German investor sentiment strengthened for the fifth consecutive month in March to its highest level in a year, a closely watched survey revealed Tuesday. Nonetheless, the improvement was weaker than expected, suggesting that concerns over the Greek crisis impacted optimism.
The economic sentiment indicator climbed to 54.8 from 53 in February, survey data from the Centre for European Economic Research, or ZEW, showed Tuesday.
It was the highest value of the index since February 2014. Economists had expected a higher score of 59.4.
The current conditions index rose sharply to an 8-month high of 55.1 from 45.5 in the previous month.
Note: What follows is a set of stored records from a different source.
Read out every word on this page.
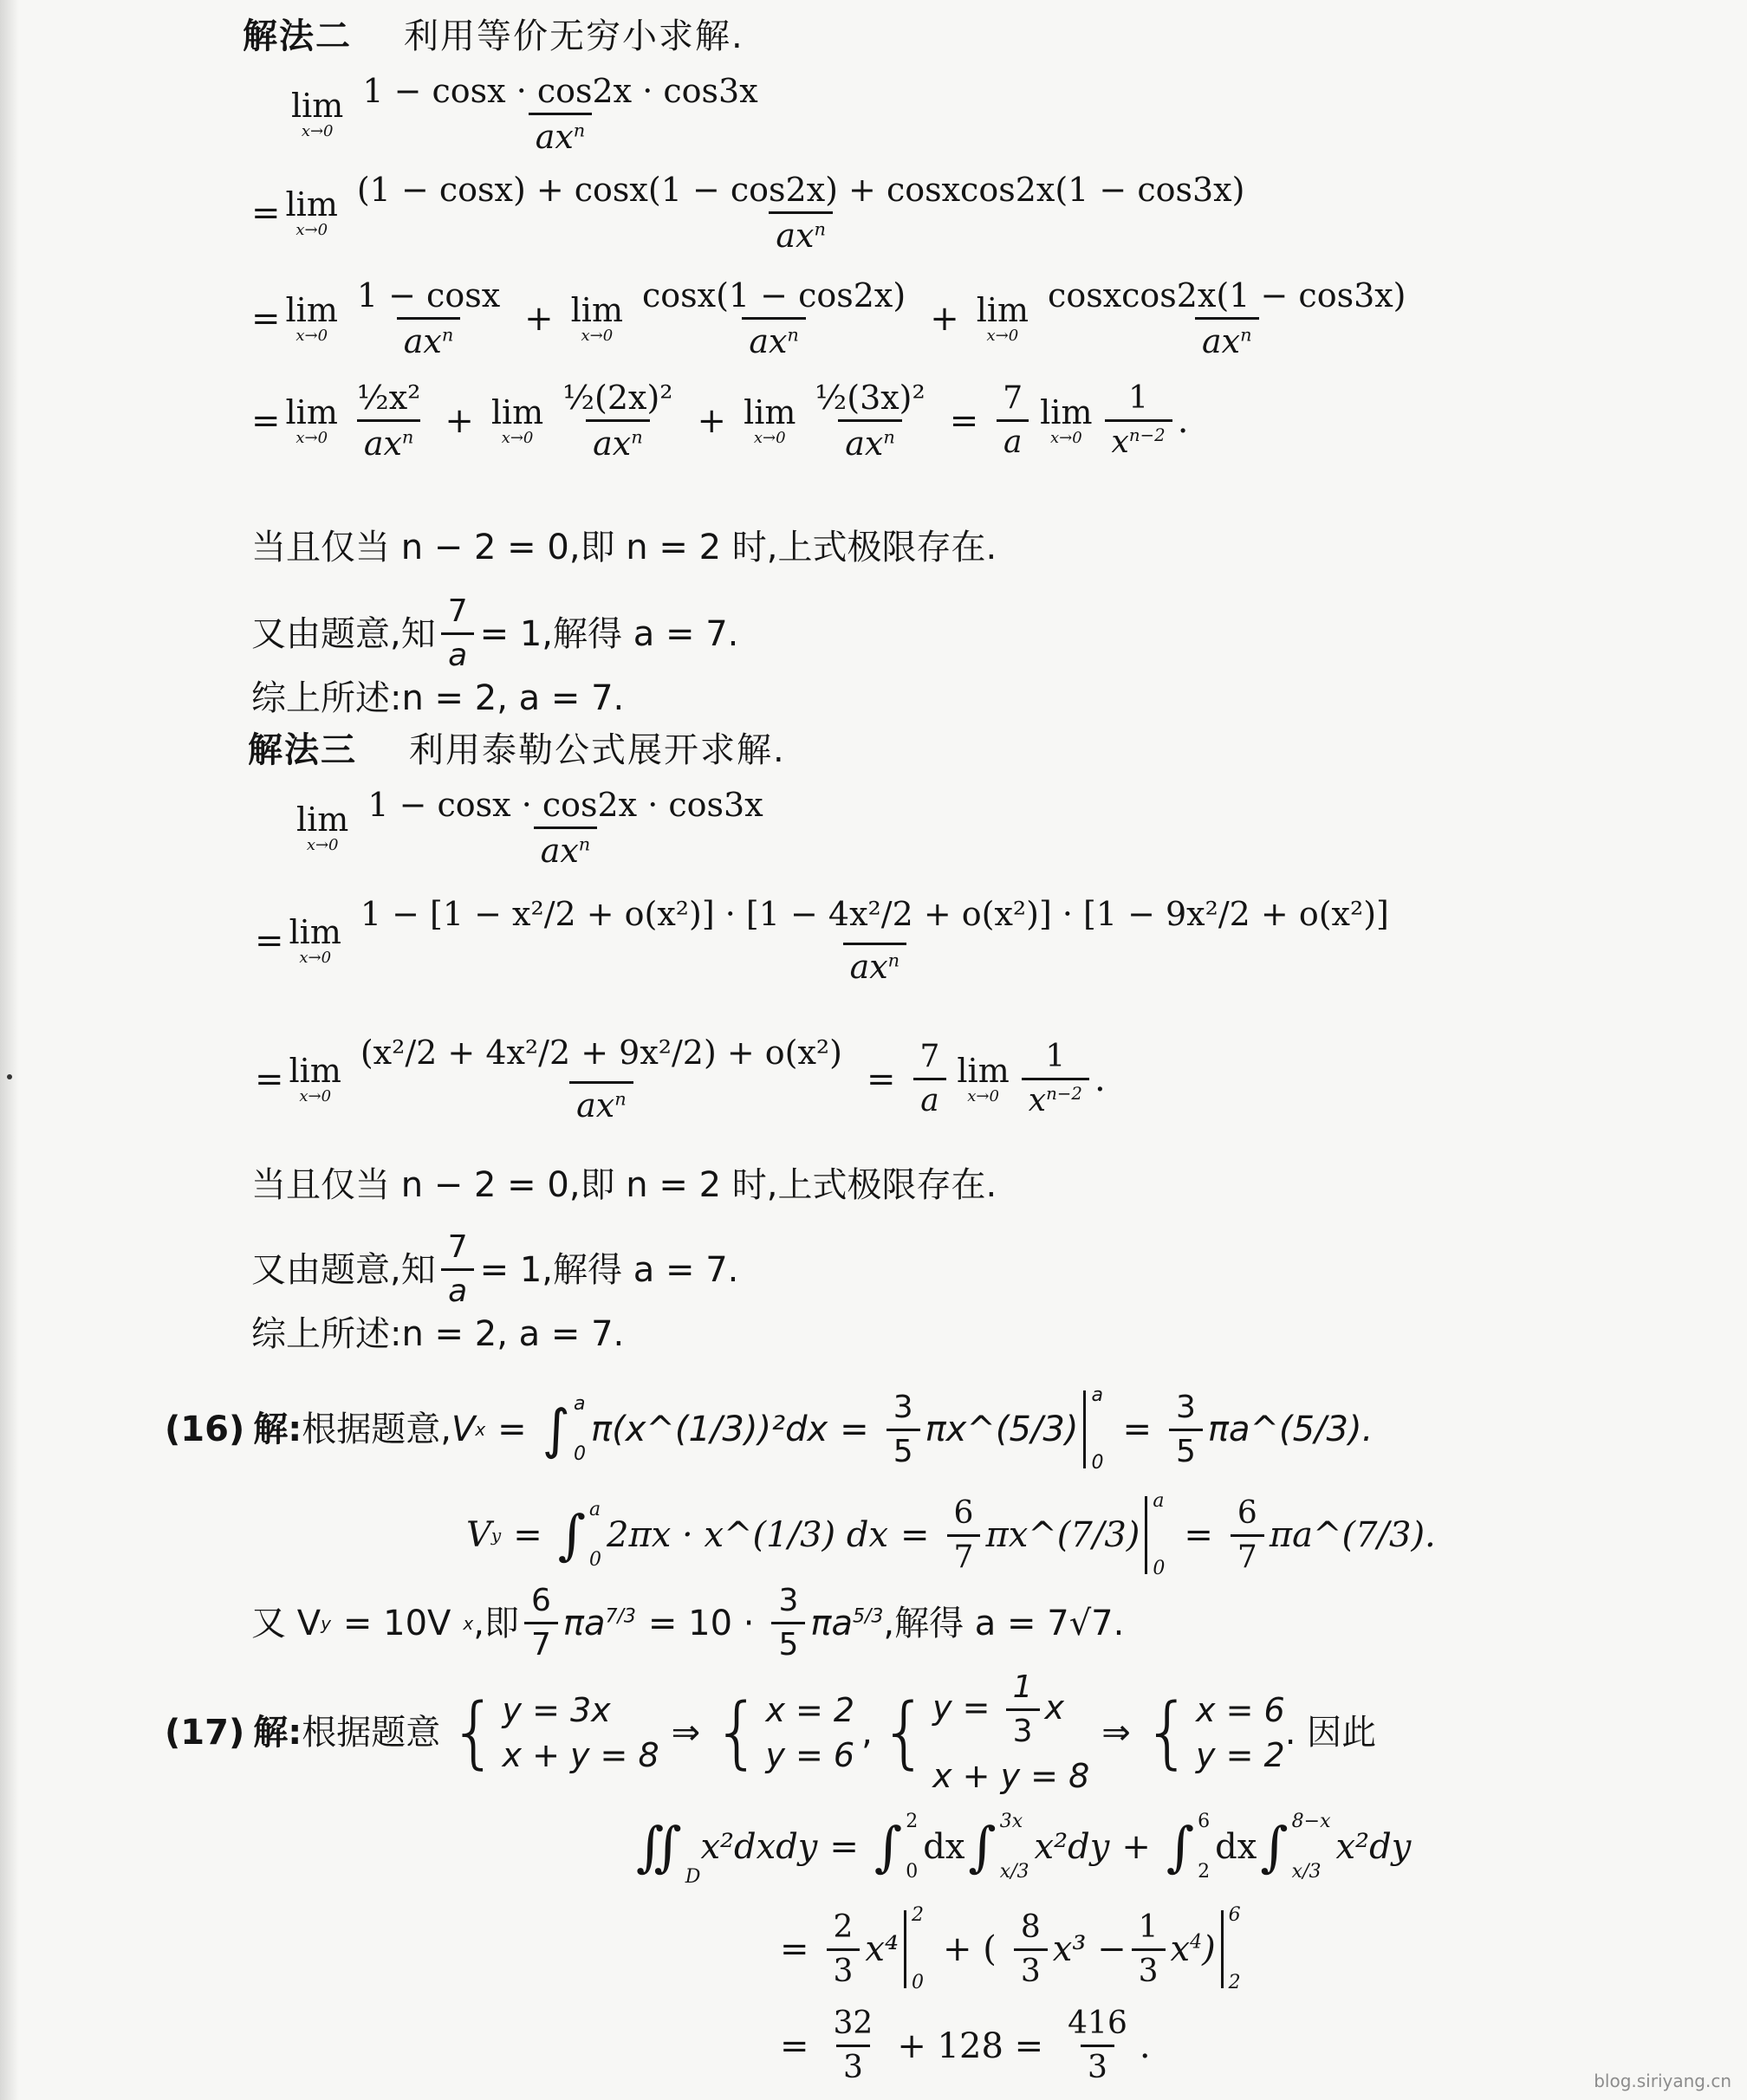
解法二 利用等价无穷小求解.
lim
$x\to 0 \frac{1 - \cos x \cdot \cos 2x \cdot \cos 3x}{ax^n}$
= lim
$x\to 0 \frac{\text{(1 − cosx) + cosx(1 − cos2x) + cosxcos2x(1 − cos3x)}}{ax^n}$
= lim
$x\to 0 \frac{1 - \cos x}{ax^n} + \lim$
$x\to 0 \frac{\cos x(1 - \cos 2x)}{ax^n} + \lim$
$x\to 0 \frac{\text{cosxcos2x(1 − cos3x)}}{ax^n}$
= lim
$x\to 0 \frac{\text{½x²}}{ax^n} + \lim$
$x\to 0 \frac{\text{½(2x)²}}{ax^n} + \lim$
$x\to 0 \frac{\text{½(3x)²}}{ax^n} = \frac{7}{a}$ lim
$x\to 0 \frac{1}{x^{n-2}}$ .
当且仅当 n − 2 = 0,即 n = 2 时,上式极限存在.
又由题意,知 $\frac{7}{a} = 1$,解得 a = 7.
综上所述:n = 2, a = 7.
解法三 利用泰勒公式展开求解.
lim
$x\to 0 \frac{1 - \cos x \cdot \cos 2x \cdot \cos 3x}{ax^n}$
= lim
x→0
1 − [1 − x²/2 + o(x²)] · [1 − 4x²/2 + o(x²)] · [1 − 9x²/2 + o(x²)]
$ax^n$
= lim
$x\to 0 \frac{\text{(x²/2 + 4x²/2 + 9x²/2) + o(x²)}}{ax^n} = \frac{7}{a}$ lim
$x\to 0 \frac{1}{x^{n-2}}$ .
当且仅当 n − 2 = 0,即 n = 2 时,上式极限存在.
又由题意,知 $\frac{7}{a} = 1$,解得 a = 7.
综上所述:n = 2, a = 7.
(16) 解: 根据题意, V x = ∫ a
0
π(x^(1/3))²dx = $\frac{3}{5}$ πx^(5/3)
a
0
= $\frac{3}{5}$ πa^(5/3).
V y = ∫ a
0
2πx · x^(1/3) dx = $\frac{6}{7}$ πx^(7/3)
a
0
= $\frac{6}{7}$ πa^(7/3).
又 V y = 10V x ,即 $\frac{6}{7} \pi a^{7/3} = 10 \cdot \frac{3}{5} \pi a^{5/3}$ ,解得 a = 7√7.
(17) 解: 根据题意 { y = 3x
x + y = 8
⇒ { x = 2
y = 6
, { $y = \frac{1}{3}$ x
x + y = 8
⇒ { x = 6
y = 2
. 因此
$∬_D$
x²dxdy = ∫ 2
0
dx ∫ 3x
x/3
x²dy + ∫ 6
2
dx ∫ 8−x
x/3
x²dy
= $\frac{2}{3} x^4$
2
0
+ ( $\frac{8}{3} x^3 - \frac{1}{3} x^4$)
6
2
= $\frac{32}{3} + 128 = \frac{416}{3}$ .
blog.siriyang.cn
Economists had forecast a score of 52.
The improvement in current conditions adds to signs that the economic recovery should continue in the near term at least, no doubt supported by the euro’s depreciation, Jennifer McKeown, a senior European economist at Capital Economics said.
“Economic sentiment in Germany remains at a high level. In particular, the continuing positive development of the domestic economy confirms the expectations of the experts,” ZEW President Clemens Fuest said.
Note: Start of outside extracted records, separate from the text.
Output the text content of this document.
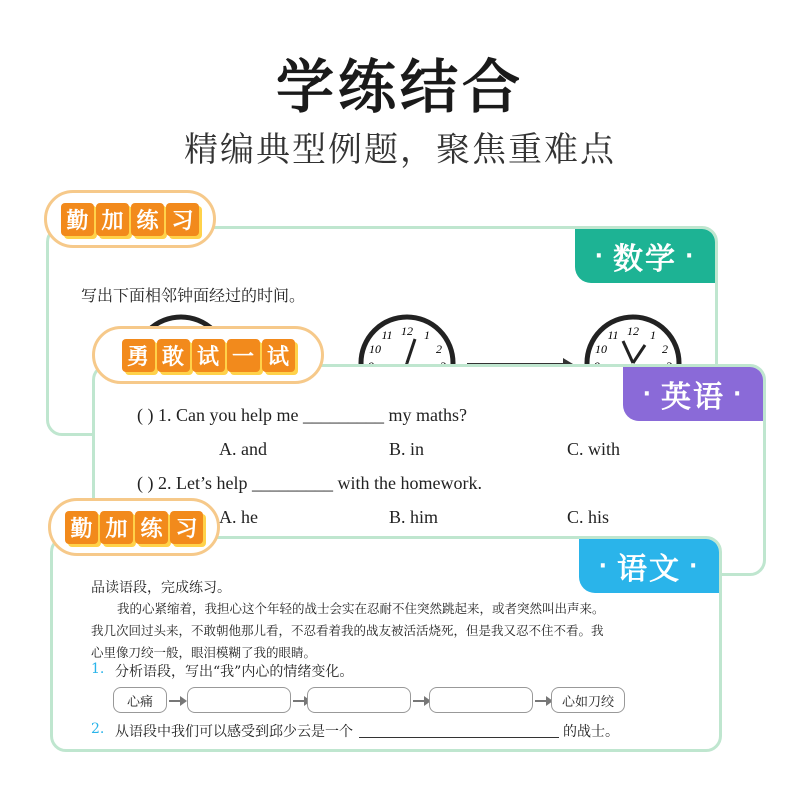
学练结合
精编典型例题，聚焦重难点
· 数学 ·
写出下面相邻钟面经过的时间。
12 1
2
10
11	12 1
2
10
11
· 英语 ·
( ) 1. Can you help me _________ my maths?
A. and	B. in	C. with
( ) 2. Let’s help _________ with the homework.
A. he	B. him	C. his
· 语文 ·
品读语段，完成练习。
我的心紧缩着，我担心这个年轻的战士会实在忍耐不住突然跳起来，或者突然叫出声来。
我几次回过头来，不敢朝他那儿看，不忍看着我的战友被活活烧死，但是我又忍不住不看。我
心里像刀绞一般，眼泪模糊了我的眼睛。
1. 分析语段，写出“我”内心的情绪变化。
心痛	心如刀绞
2. 从语段中我们可以感受到邱少云是一个	的战士。
勤 加 练 习
勇 敢 试 一 试
勤 加 练 习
At the same time, limited progress is being made with regard to solving the Ukraine conflict and the sovereign debt crisis in Greece. This has a dampening effect on sentiment, Fuest noted.
The investor sentiment index for the euro area added 9.7 points to 62.4 in March. The current conditions index for the region gained 11.8 points to minus 36.6.
According to the latest European Central Bank staff macroeconomic projections, the 19-nation bloc is set to expand 1.5 percent this year and by 1.9 percent in 2016.
The ECB announced a massive $1.1 trillion quantitative easing in January to avoid deflation and boost economic growth.